The truth is I love my birthdays. I celebrate for at least a week or so. Sure I look in the mirror and am surprised at the aging process but I have learned that beauty is what comes from the heart and what comes out when you speak and how you treat others, not what is in the mirror. You are as young as you feel and think. Sure, my body really feels it plus some but then what it has been put through I guess it is entitled. I have walked up close to death’s door several times before. He didn’t pull me in (he isn’t ready for the fight I will put up) but it scared me enough to know I want to celebrate many more birthdays. Keeping them coming is what is important. The bottom line is the alternative of not having a birthday is not a better idea and I am not ready for that. I have too much to enjoy and too much life to live yet. And most important I have so much more to learn and so much more baggage to dump before I make THAT trip. It is always easier to travel light.

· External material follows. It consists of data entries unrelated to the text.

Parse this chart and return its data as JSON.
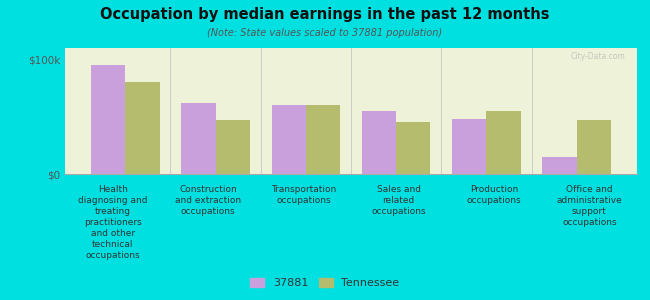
{
  "title": "Occupation by median earnings in the past 12 months",
  "subtitle": "(Note: State values scaled to 37881 population)",
  "background_color": "#00e0e0",
  "plot_bg_color": "#eef2d8",
  "categories": [
    "Health\ndiagnosing and\ntreating\npractitioners\nand other\ntechnical\noccupations",
    "Construction\nand extraction\noccupations",
    "Transportation\noccupations",
    "Sales and\nrelated\noccupations",
    "Production\noccupations",
    "Office and\nadministrative\nsupport\noccupations"
  ],
  "series_37881": [
    95000,
    62000,
    60000,
    55000,
    48000,
    15000
  ],
  "series_tennessee": [
    80000,
    47000,
    60000,
    45000,
    55000,
    47000
  ],
  "color_37881": "#c9a0dc",
  "color_tennessee": "#b5bc6e",
  "yticks": [
    0,
    100000
  ],
  "ytick_labels": [
    "$0",
    "$100k"
  ],
  "legend_37881": "37881",
  "legend_tennessee": "Tennessee",
  "bar_width": 0.38,
  "ylim": [
    0,
    110000
  ],
  "watermark": "City-Data.com"
}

I believe being open to learning new things keeps you young. It is never too late to learn and change. And it seems the older I get the more I am learning. I have so much more life to live. I am what you call a late bloomer! Lol! Lol!
If I am open to it and work for it, there is nothing I can’t learn. I just heard about a 92 year old man graduating from college. Wow, now that is being open and working hard. His age did not get in the way probably because he didn’t let it. That is how kids are! I think we need to keep that kid in us around to help with the journey.

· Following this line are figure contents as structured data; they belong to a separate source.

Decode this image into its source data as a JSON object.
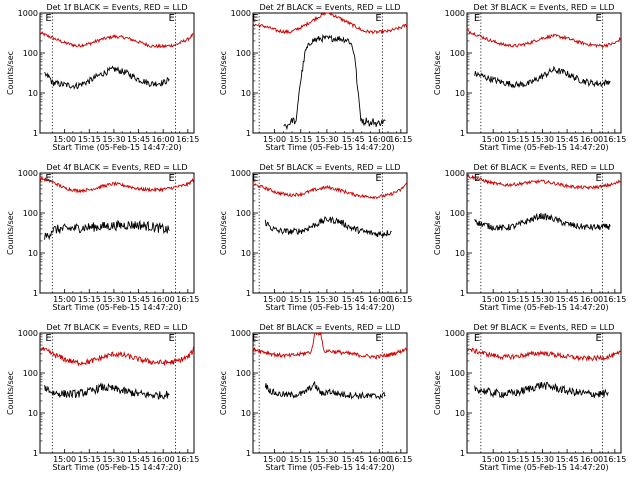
{
  "chart_data": [
    {
      "type": "line",
      "title": "Det 1f BLACK = Events, RED = LLD",
      "xlabel": "Start Time (05-Feb-15 14:47:20)",
      "ylabel": "Counts/sec",
      "yscale": "log",
      "ylim": [
        1,
        1000
      ],
      "xlim": [
        0,
        100
      ],
      "xticks": [
        "15:00",
        "15:15",
        "15:30",
        "15:45",
        "16:00",
        "16:15"
      ],
      "xtick_pos": [
        16,
        32,
        48,
        64,
        80,
        96
      ],
      "markers": [
        "E",
        "E"
      ],
      "vlines": [
        8,
        88
      ],
      "series": [
        {
          "color": "#cc0000",
          "x": [
            0,
            8,
            16,
            24,
            32,
            40,
            48,
            56,
            64,
            72,
            80,
            88,
            96,
            100
          ],
          "y": [
            320,
            240,
            180,
            150,
            170,
            220,
            260,
            240,
            190,
            150,
            145,
            160,
            220,
            300
          ],
          "noise": 0.04
        },
        {
          "color": "#000000",
          "x": [
            3,
            6,
            8,
            16,
            24,
            32,
            40,
            48,
            56,
            64,
            72,
            80,
            84
          ],
          "y": [
            28,
            25,
            18,
            16,
            15,
            20,
            30,
            40,
            32,
            22,
            17,
            18,
            22
          ],
          "noise": 0.08
        }
      ]
    },
    {
      "type": "line",
      "title": "Det 2f BLACK = Events, RED = LLD",
      "xlabel": "Start Time (05-Feb-15 14:47:20)",
      "ylabel": "Counts/sec",
      "yscale": "log",
      "ylim": [
        1,
        1000
      ],
      "xlim": [
        0,
        100
      ],
      "xticks": [
        "15:00",
        "15:15",
        "15:30",
        "15:45",
        "16:00",
        "16:15"
      ],
      "xtick_pos": [
        14,
        31,
        48,
        65,
        82,
        96
      ],
      "markers": [
        "E",
        "E"
      ],
      "vlines": [
        4,
        84
      ],
      "series": [
        {
          "color": "#cc0000",
          "x": [
            0,
            8,
            16,
            24,
            32,
            40,
            48,
            56,
            64,
            72,
            80,
            88,
            96,
            100
          ],
          "y": [
            520,
            460,
            360,
            330,
            450,
            700,
            1050,
            750,
            520,
            350,
            330,
            350,
            430,
            520
          ],
          "noise": 0.04
        },
        {
          "color": "#000000",
          "x": [
            20,
            22,
            24,
            26,
            28,
            30,
            34,
            38,
            44,
            50,
            56,
            62,
            64,
            66,
            68,
            70,
            72,
            74,
            76,
            78,
            80,
            86
          ],
          "y": [
            1.6,
            1.5,
            1.8,
            2.2,
            1.7,
            12,
            110,
            200,
            230,
            230,
            230,
            210,
            160,
            90,
            12,
            2.4,
            1.8,
            2.2,
            1.6,
            2.0,
            1.7,
            2.0
          ],
          "noise": 0.08
        }
      ]
    },
    {
      "type": "line",
      "title": "Det 3f BLACK = Events, RED = LLD",
      "xlabel": "Start Time (05-Feb-15 14:47:20)",
      "ylabel": "Counts/sec",
      "yscale": "log",
      "ylim": [
        1,
        1000
      ],
      "xlim": [
        0,
        100
      ],
      "xticks": [
        "15:00",
        "15:15",
        "15:30",
        "15:45",
        "16:00",
        "16:15"
      ],
      "xtick_pos": [
        17,
        33,
        49,
        65,
        81,
        96
      ],
      "markers": [
        "E",
        "E"
      ],
      "vlines": [
        9,
        88
      ],
      "series": [
        {
          "color": "#cc0000",
          "x": [
            0,
            8,
            16,
            24,
            32,
            40,
            48,
            56,
            64,
            72,
            80,
            88,
            96,
            100
          ],
          "y": [
            360,
            270,
            200,
            160,
            150,
            175,
            230,
            270,
            240,
            190,
            160,
            150,
            175,
            230
          ],
          "noise": 0.04
        },
        {
          "color": "#000000",
          "x": [
            5,
            8,
            16,
            24,
            32,
            40,
            48,
            56,
            64,
            72,
            80,
            88,
            93
          ],
          "y": [
            30,
            28,
            22,
            18,
            16,
            17,
            25,
            38,
            32,
            22,
            18,
            17,
            20
          ],
          "noise": 0.08
        }
      ]
    },
    {
      "type": "line",
      "title": "Det 4f BLACK = Events, RED = LLD",
      "xlabel": "Start Time (05-Feb-15 14:47:20)",
      "ylabel": "Counts/sec",
      "yscale": "log",
      "ylim": [
        1,
        1000
      ],
      "xlim": [
        0,
        100
      ],
      "xticks": [
        "15:00",
        "15:15",
        "15:30",
        "15:45",
        "16:00",
        "16:15"
      ],
      "xtick_pos": [
        16,
        32,
        48,
        64,
        80,
        96
      ],
      "markers": [
        "E",
        "E"
      ],
      "vlines": [
        8,
        88
      ],
      "series": [
        {
          "color": "#cc0000",
          "x": [
            0,
            8,
            16,
            24,
            32,
            40,
            48,
            56,
            64,
            72,
            80,
            88,
            96,
            100
          ],
          "y": [
            750,
            600,
            420,
            360,
            380,
            460,
            540,
            480,
            400,
            380,
            390,
            440,
            520,
            700
          ],
          "noise": 0.04
        },
        {
          "color": "#000000",
          "x": [
            3,
            6,
            8,
            16,
            24,
            32,
            40,
            48,
            56,
            64,
            72,
            80,
            84
          ],
          "y": [
            24,
            30,
            38,
            40,
            42,
            44,
            46,
            48,
            50,
            50,
            46,
            40,
            36
          ],
          "noise": 0.12
        }
      ]
    },
    {
      "type": "line",
      "title": "Det 5f BLACK = Events, RED = LLD",
      "xlabel": "Start Time (05-Feb-15 14:47:20)",
      "ylabel": "Counts/sec",
      "yscale": "log",
      "ylim": [
        1,
        1000
      ],
      "xlim": [
        0,
        100
      ],
      "xticks": [
        "15:00",
        "15:15",
        "15:30",
        "15:45",
        "16:00",
        "16:15"
      ],
      "xtick_pos": [
        14,
        31,
        48,
        65,
        82,
        96
      ],
      "markers": [
        "E",
        "E"
      ],
      "vlines": [
        4,
        84
      ],
      "series": [
        {
          "color": "#cc0000",
          "x": [
            0,
            8,
            16,
            24,
            32,
            40,
            48,
            56,
            64,
            72,
            80,
            88,
            96,
            100
          ],
          "y": [
            520,
            420,
            320,
            280,
            300,
            380,
            440,
            380,
            300,
            260,
            250,
            280,
            380,
            560
          ],
          "noise": 0.04
        },
        {
          "color": "#000000",
          "x": [
            8,
            12,
            16,
            24,
            32,
            40,
            48,
            56,
            64,
            72,
            80,
            84,
            90
          ],
          "y": [
            60,
            42,
            36,
            34,
            36,
            50,
            70,
            62,
            42,
            34,
            30,
            30,
            34
          ],
          "noise": 0.08
        }
      ]
    },
    {
      "type": "line",
      "title": "Det 6f BLACK = Events, RED = LLD",
      "xlabel": "Start Time (05-Feb-15 14:47:20)",
      "ylabel": "Counts/sec",
      "yscale": "log",
      "ylim": [
        1,
        1000
      ],
      "xlim": [
        0,
        100
      ],
      "xticks": [
        "15:00",
        "15:15",
        "15:30",
        "15:45",
        "16:00",
        "16:15"
      ],
      "xtick_pos": [
        17,
        33,
        49,
        65,
        81,
        96
      ],
      "markers": [
        "E",
        "E"
      ],
      "vlines": [
        9,
        88
      ],
      "series": [
        {
          "color": "#cc0000",
          "x": [
            0,
            8,
            16,
            24,
            32,
            40,
            48,
            56,
            64,
            72,
            80,
            88,
            96,
            100
          ],
          "y": [
            850,
            700,
            560,
            500,
            520,
            580,
            620,
            560,
            480,
            440,
            430,
            460,
            540,
            640
          ],
          "noise": 0.04
        },
        {
          "color": "#000000",
          "x": [
            5,
            8,
            16,
            24,
            32,
            40,
            48,
            56,
            64,
            72,
            80,
            88,
            93
          ],
          "y": [
            70,
            55,
            45,
            42,
            48,
            65,
            85,
            72,
            54,
            46,
            44,
            44,
            46
          ],
          "noise": 0.08
        }
      ]
    },
    {
      "type": "line",
      "title": "Det 7f BLACK = Events, RED = LLD",
      "xlabel": "Start Time (05-Feb-15 14:47:20)",
      "ylabel": "Counts/sec",
      "yscale": "log",
      "ylim": [
        1,
        1000
      ],
      "xlim": [
        0,
        100
      ],
      "xticks": [
        "15:00",
        "15:15",
        "15:30",
        "15:45",
        "16:00",
        "16:15"
      ],
      "xtick_pos": [
        16,
        32,
        48,
        64,
        80,
        96
      ],
      "markers": [
        "E",
        "E"
      ],
      "vlines": [
        8,
        88
      ],
      "series": [
        {
          "color": "#cc0000",
          "x": [
            0,
            8,
            16,
            24,
            32,
            40,
            48,
            56,
            64,
            72,
            80,
            88,
            96,
            100
          ],
          "y": [
            420,
            300,
            220,
            180,
            190,
            240,
            300,
            270,
            220,
            190,
            180,
            190,
            250,
            380
          ],
          "noise": 0.07
        },
        {
          "color": "#000000",
          "x": [
            3,
            6,
            8,
            16,
            24,
            32,
            40,
            48,
            56,
            64,
            72,
            80,
            84
          ],
          "y": [
            45,
            38,
            32,
            30,
            30,
            34,
            44,
            40,
            34,
            30,
            28,
            28,
            30
          ],
          "noise": 0.1
        }
      ]
    },
    {
      "type": "line",
      "title": "Det 8f BLACK = Events, RED = LLD",
      "xlabel": "Start Time (05-Feb-15 14:47:20)",
      "ylabel": "Counts/sec",
      "yscale": "log",
      "ylim": [
        1,
        1000
      ],
      "xlim": [
        0,
        100
      ],
      "xticks": [
        "15:00",
        "15:15",
        "15:30",
        "15:45",
        "16:00",
        "16:15"
      ],
      "xtick_pos": [
        14,
        31,
        48,
        65,
        82,
        96
      ],
      "markers": [
        "E",
        "E"
      ],
      "vlines": [
        4,
        84
      ],
      "series": [
        {
          "color": "#cc0000",
          "x": [
            0,
            8,
            16,
            24,
            32,
            38,
            40,
            44,
            46,
            48,
            56,
            64,
            72,
            80,
            88,
            96,
            100
          ],
          "y": [
            400,
            330,
            280,
            270,
            300,
            340,
            1000,
            1000,
            340,
            360,
            330,
            300,
            270,
            250,
            280,
            350,
            420
          ],
          "noise": 0.05
        },
        {
          "color": "#000000",
          "x": [
            8,
            12,
            16,
            24,
            32,
            38,
            40,
            44,
            46,
            48,
            56,
            64,
            72,
            80,
            86
          ],
          "y": [
            50,
            34,
            30,
            28,
            30,
            45,
            50,
            32,
            28,
            36,
            30,
            28,
            27,
            26,
            28
          ],
          "noise": 0.08
        }
      ]
    },
    {
      "type": "line",
      "title": "Det 9f BLACK = Events, RED = LLD",
      "xlabel": "Start Time (05-Feb-15 14:47:20)",
      "ylabel": "Counts/sec",
      "yscale": "log",
      "ylim": [
        1,
        1000
      ],
      "xlim": [
        0,
        100
      ],
      "xticks": [
        "15:00",
        "15:15",
        "15:30",
        "15:45",
        "16:00",
        "16:15"
      ],
      "xtick_pos": [
        17,
        33,
        49,
        65,
        81,
        96
      ],
      "markers": [
        "E",
        "E"
      ],
      "vlines": [
        9,
        88
      ],
      "series": [
        {
          "color": "#cc0000",
          "x": [
            0,
            8,
            16,
            24,
            32,
            40,
            48,
            56,
            64,
            72,
            80,
            88,
            96,
            100
          ],
          "y": [
            400,
            330,
            280,
            250,
            260,
            290,
            320,
            290,
            260,
            240,
            230,
            240,
            280,
            320
          ],
          "noise": 0.06
        },
        {
          "color": "#000000",
          "x": [
            5,
            8,
            16,
            24,
            32,
            40,
            48,
            56,
            64,
            72,
            80,
            88,
            92
          ],
          "y": [
            42,
            38,
            32,
            30,
            32,
            40,
            50,
            44,
            36,
            32,
            30,
            30,
            32
          ],
          "noise": 0.1
        }
      ]
    }
  ]
}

I believe from my experience and observations of little kids that if we take the FEAR out of it and open ourselves to everything without the burdens of what we think we know about things or what we think will happen we can always learn more. I know this is true for me. The saying “You can’t teach old dogs new tricks” is just not so. So I am working on removing “what I knew” and replacing it to what can I learn.
I realize that this is different for everyone and everyone has had different experiences that color their life in good or bad ways. I have finally realized I can change the colors I see by letting go and opening up to what is good out there and what I can learn from it. I still believe there is lots of good and even in bad situations good can be in the mix. We just have to look for it and then grab it and hang on for dear life.
So I am still celebrating my birthday and may decide to do it the whole month. But I am really celebrating the fact that I have learned new things and am learning more. I am alive and grateful for it and life is still good even with any of the bad I have experienced it is worth dragging this old body out of bed every day to find and experience lots of new wonders. And most of all I have learned what I thought and learned about what is important isn’t and I have learned and am learning more on what really is important.
So have a Great Birthday when yours comes around and take the time to celebrate it and all it means! Happy Birthday!
Happy Happy Birthday
Is what we say
Do we take the time to celebrate the day?
Think about the alternative if it didn’t come around
Celebrate the fact that you still have that is profound!